Now, onto these cake pops. They're being tipped as "the new cupcake" when it comes to trends in the baking world. Well, no disrespect to cake pops, but personally I don't think they'll steal the place I have in my heart for cupcakes, but they are certainly satisfying in a way that cupcakes aren't. Provided you have the ingredients necessary - even better if you already have the batter made - little cakes can be yours in four minutes, thanks this wonderful little gadget, which my parents kindly bought for me this Christmas. 

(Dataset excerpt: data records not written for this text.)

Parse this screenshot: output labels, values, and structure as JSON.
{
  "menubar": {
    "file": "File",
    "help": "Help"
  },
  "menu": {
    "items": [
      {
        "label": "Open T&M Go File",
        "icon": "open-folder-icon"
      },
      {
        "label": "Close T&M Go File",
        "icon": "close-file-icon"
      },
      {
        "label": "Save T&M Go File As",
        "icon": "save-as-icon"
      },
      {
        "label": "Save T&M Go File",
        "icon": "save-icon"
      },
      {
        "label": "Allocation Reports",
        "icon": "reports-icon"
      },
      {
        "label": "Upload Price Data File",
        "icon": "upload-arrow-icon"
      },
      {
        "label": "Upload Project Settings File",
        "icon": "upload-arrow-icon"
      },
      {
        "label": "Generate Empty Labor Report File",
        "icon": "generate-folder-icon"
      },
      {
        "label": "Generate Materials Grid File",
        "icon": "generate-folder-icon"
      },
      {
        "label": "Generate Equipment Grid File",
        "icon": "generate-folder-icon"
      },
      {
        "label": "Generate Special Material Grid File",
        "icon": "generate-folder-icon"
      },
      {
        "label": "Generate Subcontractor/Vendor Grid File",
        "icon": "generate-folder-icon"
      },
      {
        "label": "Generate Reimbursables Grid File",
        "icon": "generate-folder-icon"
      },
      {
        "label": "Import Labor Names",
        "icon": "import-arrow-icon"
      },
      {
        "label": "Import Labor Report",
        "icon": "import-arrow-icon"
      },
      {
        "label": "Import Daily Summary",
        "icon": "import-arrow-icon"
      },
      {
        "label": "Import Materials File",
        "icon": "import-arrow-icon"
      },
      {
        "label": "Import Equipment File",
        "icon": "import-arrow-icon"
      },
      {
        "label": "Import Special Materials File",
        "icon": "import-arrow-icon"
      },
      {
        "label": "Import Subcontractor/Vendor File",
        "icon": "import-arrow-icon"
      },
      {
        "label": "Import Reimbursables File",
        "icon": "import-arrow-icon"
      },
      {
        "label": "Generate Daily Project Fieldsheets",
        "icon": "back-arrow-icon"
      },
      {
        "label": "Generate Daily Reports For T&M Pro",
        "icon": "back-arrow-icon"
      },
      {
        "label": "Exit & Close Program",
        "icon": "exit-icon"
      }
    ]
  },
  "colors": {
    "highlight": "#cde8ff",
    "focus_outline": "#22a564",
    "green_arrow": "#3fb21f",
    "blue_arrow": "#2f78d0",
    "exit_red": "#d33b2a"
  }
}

I can highly recommend a plain vanilla sponge, dipped in white chocolate and then dessicated coconut. I currently have about 13 cakes' worth of chocolate chip sponge batter - Ellen and I made some to take to snack on during the film we went to see earlier this evening, Les Intouchables, which, if you get a chance to watch, you really must watch. It's fantastic.

While it may not be a proper oven, and I won't be able to make cupcakes or pies or macaroons in it, it'll certainly tide me over until the next time I'm home!

Monday, 14 February 2011

Procrastination? I'll do it later...

This seems to be how my brain works:

10.45 - At 11am, I'll start working on this essay.
10.55 - Need coffee for with writing essay.
10.57 - Kettle boiling, coffee and milk in mug. Need biscuits for with coffee. No biscuits in house.
10.58 - Ooh. Cornflour, butter, flour, icing sugar... Shortbread?
11.55 - Oops.

This is not the first time I've made something to avoid writing an essay - I made an entire lasagne essentially from scratch last year to avoid having to sit down and work. The hilarious part about my making shortbread today is that I've just been invited to an event at my university called "Putting off procrastination". Now that, Alanis Morissette, is ironic...

The thing is, shortbread is so much more fun to make than sitting down with an absolute tome of an anthology, trying to write about depictions of the Passion in Medieval lyrics. And it's so obscenely easy to make, and provides such a quick pick-me-up (particularly when it's Valentine's Day and instead of walking hand-in-hand along a river, having a picnic, swapping presents etc you're writing an essay) that my little brain can't help but go, making shortbread? Why not! even though the pile of notes and very bare-looking Word document open on my laptop is testament to all the reasons why I shouldn't be making shortbread...

The recipe is simple enough, although I halved the quantities to make my life a little easier:
  • 16oz of flour, cornflour and butter
  • 8oz of icing sugar
  • some caster sugar to sprinkle
  1. Pre-heat the oven to 180ÂșC and grease a long tin - mine's one of those long flan tins with the removable base
  2. Sift together the flour, cornflour and icing sugar in a bowl.
  3. Grate the butter in - this works particularly well if your hands tend to be on the warm side (I've been given the nickname Radiator Hands by many) - even better if you freeze the butter beforehand so it doesn't melt.
  4. Rub the butter into the mix until the flour stops looking white and starts looking more golden and crumb-y.
  5. Gently press into the tin - use the back of a spoon to work it into corners and even it out if you have to.
  6. Bake for 15-20 minutes, then once you've taken it out, dust it immediately with caster sugar and use a sharp knife to cut it - this will make it easier when you eventually come to take it out once it's cooled.
  7. Leave it to cool in the tin, then remove and try to resist the temptation to eat them all straight away ;]
Done and dusted. It really is so so easy to make and one of those things that really does supply instant gratification.